Over the past two years, OCC, in its role as a Systemically Important Financial Market Utility, has taken on a leadership role in advocating for the U.S. listed equity options market with global policymakers on key legislative and regulatory issues.
It was in that context that during the recent 35th Annual Options Industry Conference, I was asked by a member of the media if there was anything that kept me up at night. My answer: financial tax reform.
Both the Trump Administration and certain Members of the U.S. Congress leading the respective tax committees have indicated that tax reform is a priority this year, and proposals are being drafted to ensure introductions of bills to comprehensively reform the tax code. House Ways and Means Committee Chairman Kevin Brady (R-TX) and Senate Finance Committee Chairman Orrin Hatch (R-UT) are leading congressional consideration of tax proposals in the 115th Congress.
These comprehensives tax reform proposals may include a financial products tax reform proposal that is based on prior legislation introduced by former House Ways and Means Committee Chairman Dave Camp (R-MI). Such a proposal, if enacted, and others like it could make the use of listed equity options much less attractive to market participants than under current law. In this respect, the proposals would treat all listed equity options as sold at the end of the year, treat appreciated stock as sold if a taxpayer enters into an option to manage risk associated with owning the stock, and radically alter the tax treatment of stock while a related option position is outstanding.
Enacting these proposals would adversely affect individuals and other taxpayers using listed equity options to manage the risks associated with their investments in publicly traded stocks. It would discourage the use of options by distorting rational economic and risk management decision-making and replacing the well-established and relatively simple tax rules for listed equity options with a burdensome and overly complicated regime.
In addition to the broader efforts outlined above by Chairmen Brady and Hatch, Congressman Tom Reed (R-NY), a member of the House Ways and Means Committee, is leading efforts to develop a financial products tax reform draft that is intended to be more refined than the proposals noted above. OCC and the U.S. Securities Markets Coalition (Coalition) have been meeting with the Congressman and his staff to explain the issues raised by previous financial product tax proposals and to advocate for a different approach in the forthcoming legislative package.
In its role as an advocate for the U.S. listed equity options markets, OCC understands the importance of these potential tax issues to our participating exchanges, clearing firms and market participants. Along with the Coalition, we will continue to work to educate key Members of the U.S. Congress on the importance of having a viable U.S. listed equity options market that functions effectively and efficiently on behalf of investors.
We also continue to work with U.S. and global regulators to reiterate our belief that the implementation of the Standardized Approach for Counterparty Credit Risk (SA-CCR) is important for an orderly and liquid listed option market. Market makers are the primary source of liquidity in the listed options market and thus are critical to its proper functioning. Their ability to hedge the risks associated with the large options portfolios they maintain to provide such liquidity is critical to their commitment to supply market liquidity.

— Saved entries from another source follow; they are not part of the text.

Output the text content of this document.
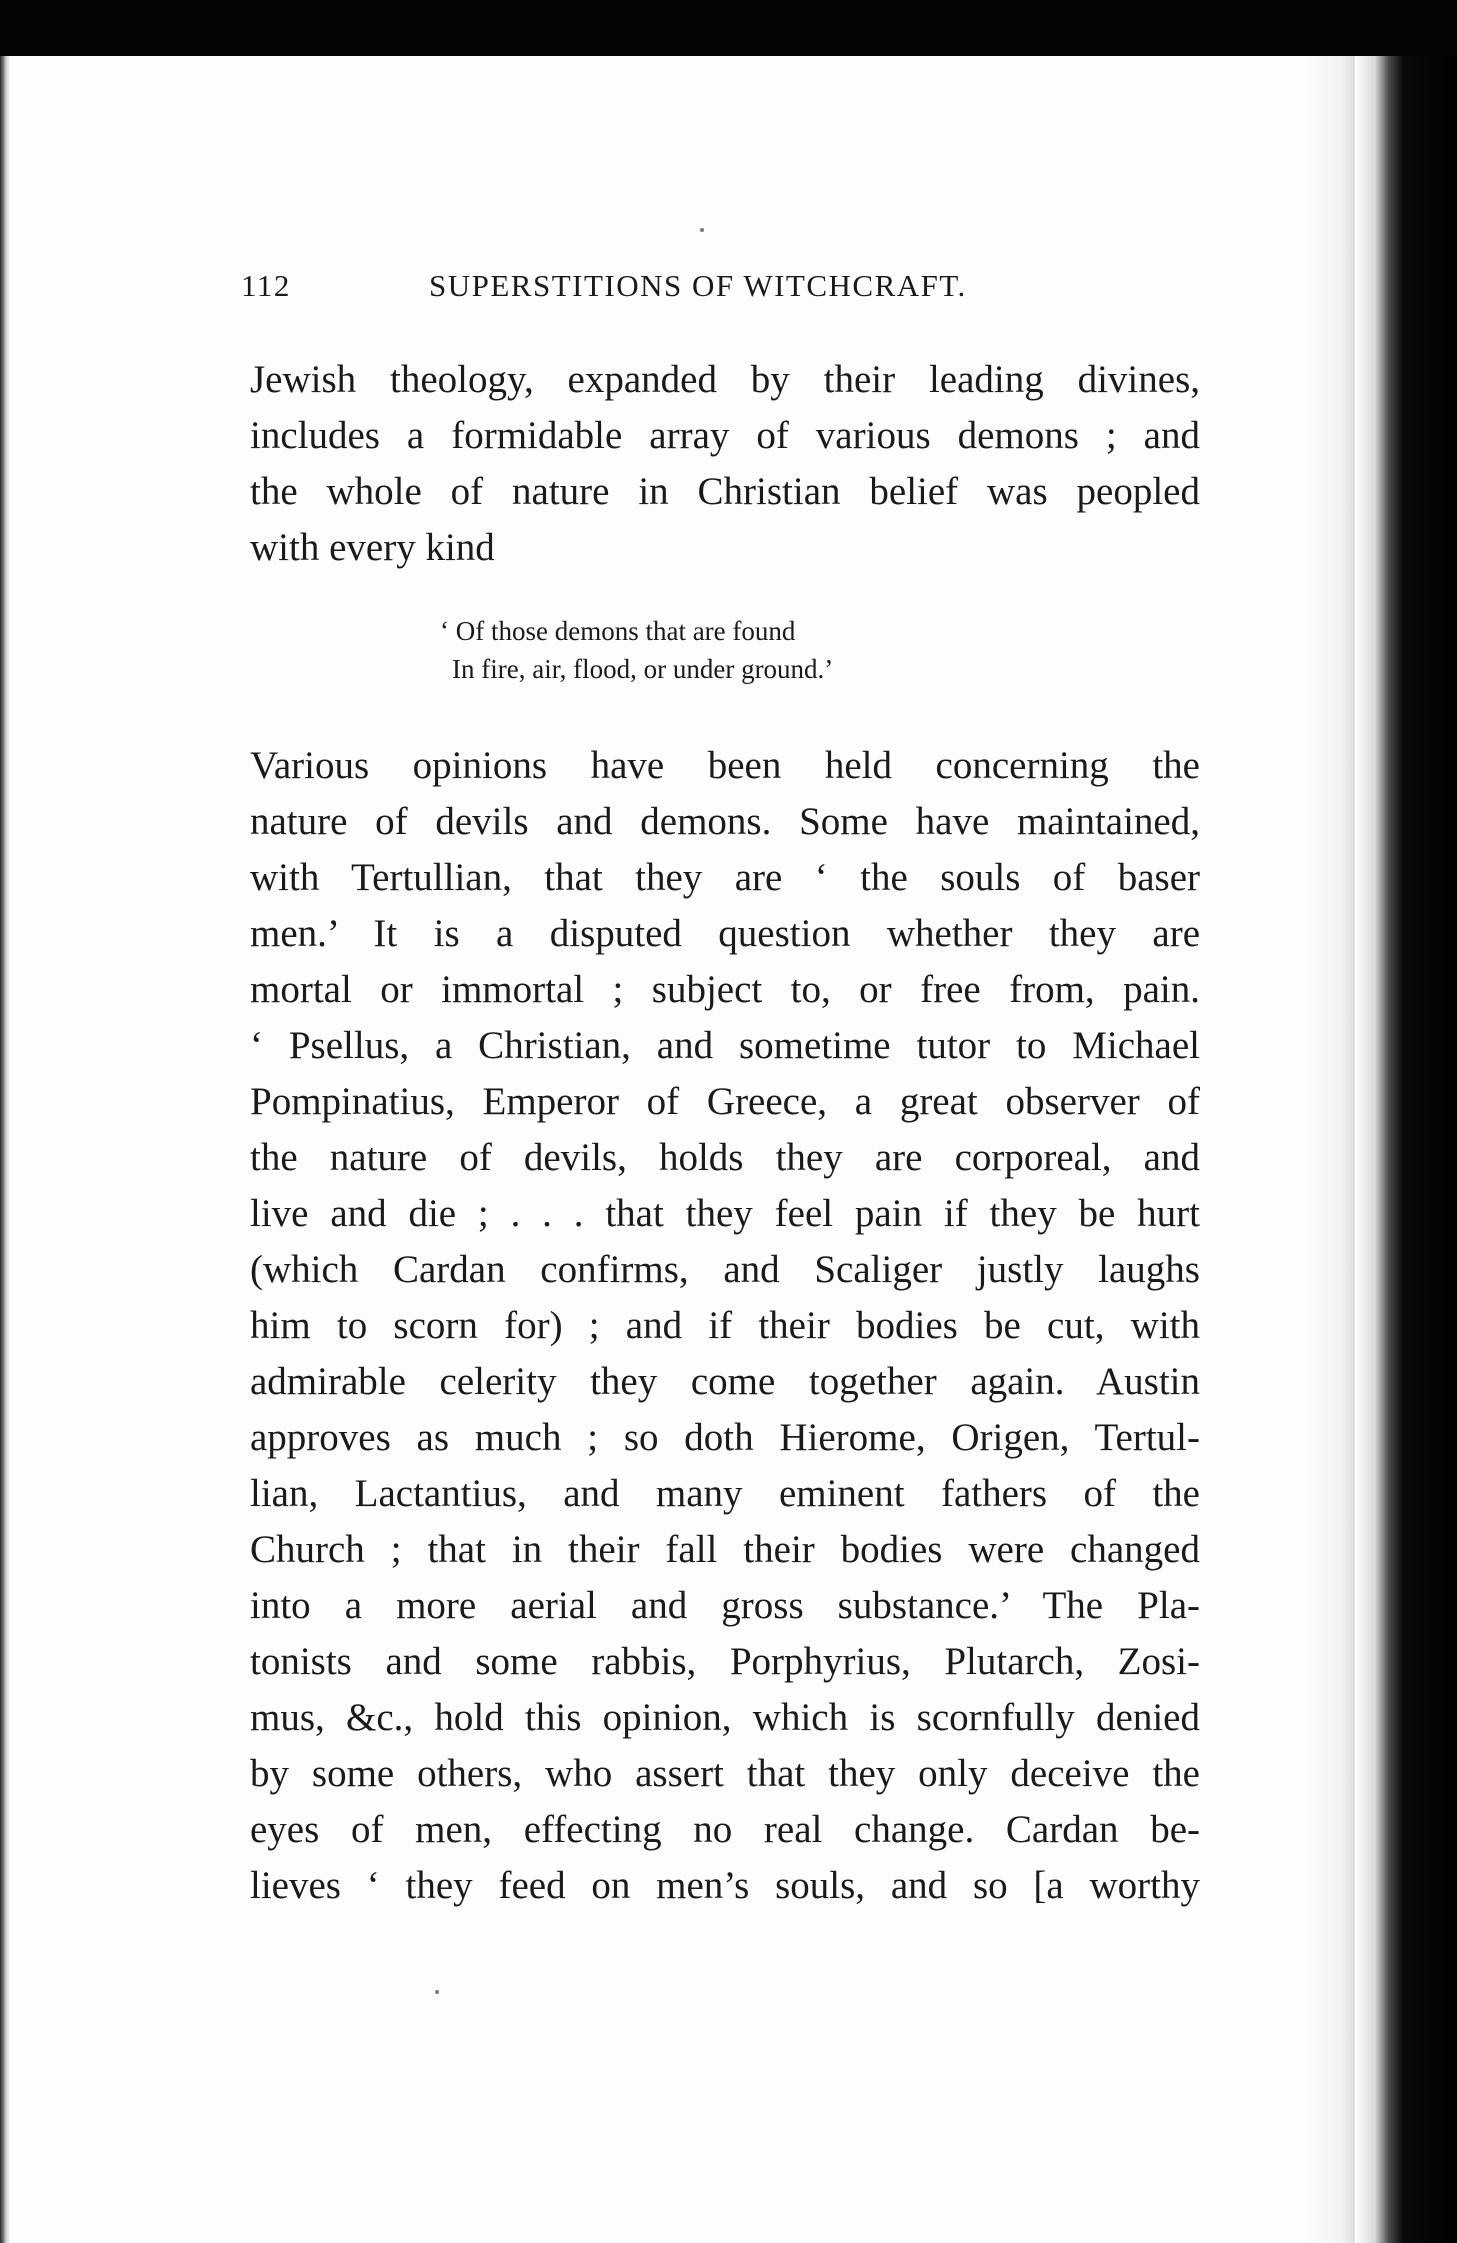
112	SUPERSTITIONS OF WITCHCRAFT.
Jewish theology, expanded by their leading divines,
includes a formidable array of various demons ; and
the whole of nature in Christian belief was peopled
with every kind
‘ Of those demons that are found
In fire, air, flood, or under ground.’
Various opinions have been held concerning the
nature of devils and demons. Some have maintained,
with Tertullian, that they are ‘ the souls of baser
men.’ It is a disputed question whether they are
mortal or immortal ; subject to, or free from, pain.
‘ Psellus, a Christian, and sometime tutor to Michael
Pompinatius, Emperor of Greece, a great observer of
the nature of devils, holds they are corporeal, and
live and die ; . . . that they feel pain if they be hurt
(which Cardan confirms, and Scaliger justly laughs
him to scorn for) ; and if their bodies be cut, with
admirable celerity they come together again. Austin
approves as much ; so doth Hierome, Origen, Tertul-
lian, Lactantius, and many eminent fathers of the
Church ; that in their fall their bodies were changed
into a more aerial and gross substance.’ The Pla-
tonists and some rabbis, Porphyrius, Plutarch, Zosi-
mus, &c., hold this opinion, which is scornfully denied
by some others, who assert that they only deceive the
eyes of men, effecting no real change. Cardan be-
lieves ‘ they feed on men’s souls, and so [a worthy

Their approach to managing risk is being impacted by the requirement that their clearing firms use the Current Exposure Method (CEM) under the Risk Weighted Asset and Leverage Ratios to measure the clearing firms' exposures to the portfolios of their market maker clearing clients. The application of CEM, which neglects to consider the hedging benefits between options on the same underlying security and other attributes unique to options, results in vastly increased capital charges for clearing members that clear for market makers. Such risk-insensitive capital charges fundamentally threaten clearing members' business models and their ability to clear for such critical liquidity providers in the options market, which in turn could negatively impact the overall options market and related markets.

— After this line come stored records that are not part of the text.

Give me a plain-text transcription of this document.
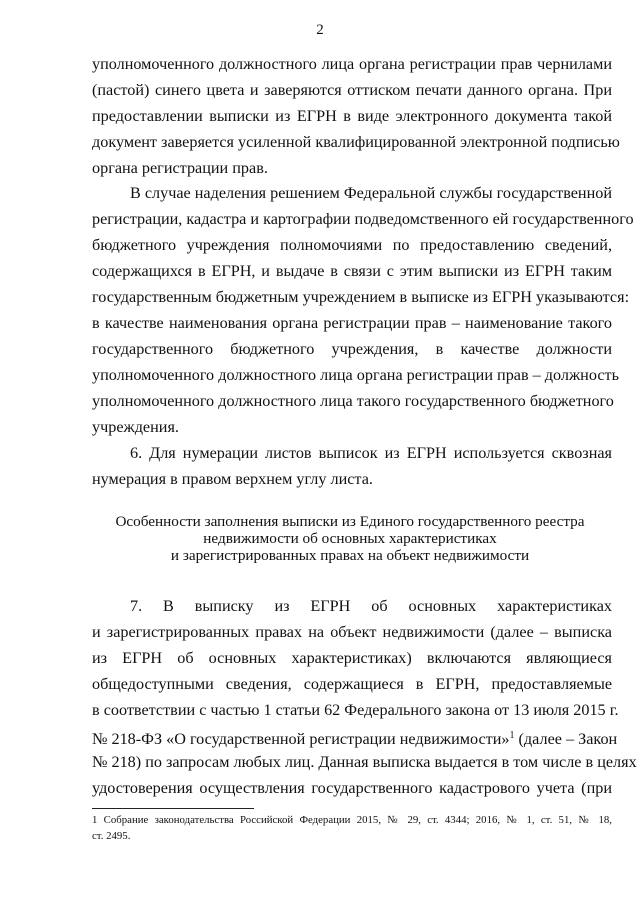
2
уполномоченного должностного лица органа регистрации прав чернилами
(пастой) синего цвета и заверяются оттиском печати данного органа. При
предоставлении выписки из ЕГРН в виде электронного документа такой
документ заверяется усиленной квалифицированной электронной подписью
органа регистрации прав.
В случае наделения решением Федеральной службы государственной
регистрации, кадастра и картографии подведомственного ей государственного
бюджетного учреждения полномочиями по предоставлению сведений,
содержащихся в ЕГРН, и выдаче в связи с этим выписки из ЕГРН таким
государственным бюджетным учреждением в выписке из ЕГРН указываются:
в качестве наименования органа регистрации прав – наименование такого
государственного бюджетного учреждения, в качестве должности
уполномоченного должностного лица органа регистрации прав – должность
уполномоченного должностного лица такого государственного бюджетного
учреждения.
6. Для нумерации листов выписок из ЕГРН используется сквозная
нумерация в правом верхнем углу листа.
Особенности заполнения выписки из Единого государственного реестра
недвижимости об основных характеристиках
и зарегистрированных правах на объект недвижимости
7. В выписку из ЕГРН об основных характеристиках
и зарегистрированных правах на объект недвижимости (далее – выписка
из ЕГРН об основных характеристиках) включаются являющиеся
общедоступными сведения, содержащиеся в ЕГРН, предоставляемые
в соответствии с частью 1 статьи 62 Федерального закона от 13 июля 2015 г.
№ 218-ФЗ «О государственной регистрации недвижимости»$^1$ (далее – Закон
№ 218) по запросам любых лиц. Данная выписка выдается в том числе в целях
удостоверения осуществления государственного кадастрового учета (при
1 Собрание законодательства Российской Федерации 2015, № 29, ст. 4344; 2016, № 1, ст. 51, № 18,
ст. 2495.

While the Basel Committee on Banking Supervision has adopted the SA-CCR methodology as a replacement for the CEM methodology in the context of the Risk Weighted Asset Ratio and has led an effort to reconsider the application of the CEM methodology within the Leverage Ratio, the lack of progress toward the uniform and national adoption of a SA-CCR-based methodology continues to create serious economic disincentives for market participants in the exchange-traded derivatives space. The adoption of a methodology based on SA-CCR for clearing members to measure their exposure to their clearing clients should dramatically reduce the unintended consequences the listed options industry currently faces under the CEM methodology.
Further, even if an SA-CCR- based methodology is adopted globally, the timing of implementation across the U.S. and Europe, if not aligned, could result in significant regulatory arbitrage across these two jurisdictions. This arbitrage could impair liquidity in the options markets and undermine the central clearing models, which would be counter to the steps regulators across the globe have been pursuing in recent years pursuant to the post-financial crisis reforms to shape the over-the-counter derivatives markets to resemble the exchange-traded markets. The post-crisis financial reforms have clearly favored central clearing and transparent trading of derivatives contracts to ensure that these markets become more standardized and transparent, and above all, serve to mitigate systemic risk.
These are admirable goals that regulators and market participants should desire, and which OCC and the U.S. Securities Markets Coalition aspire to achieve.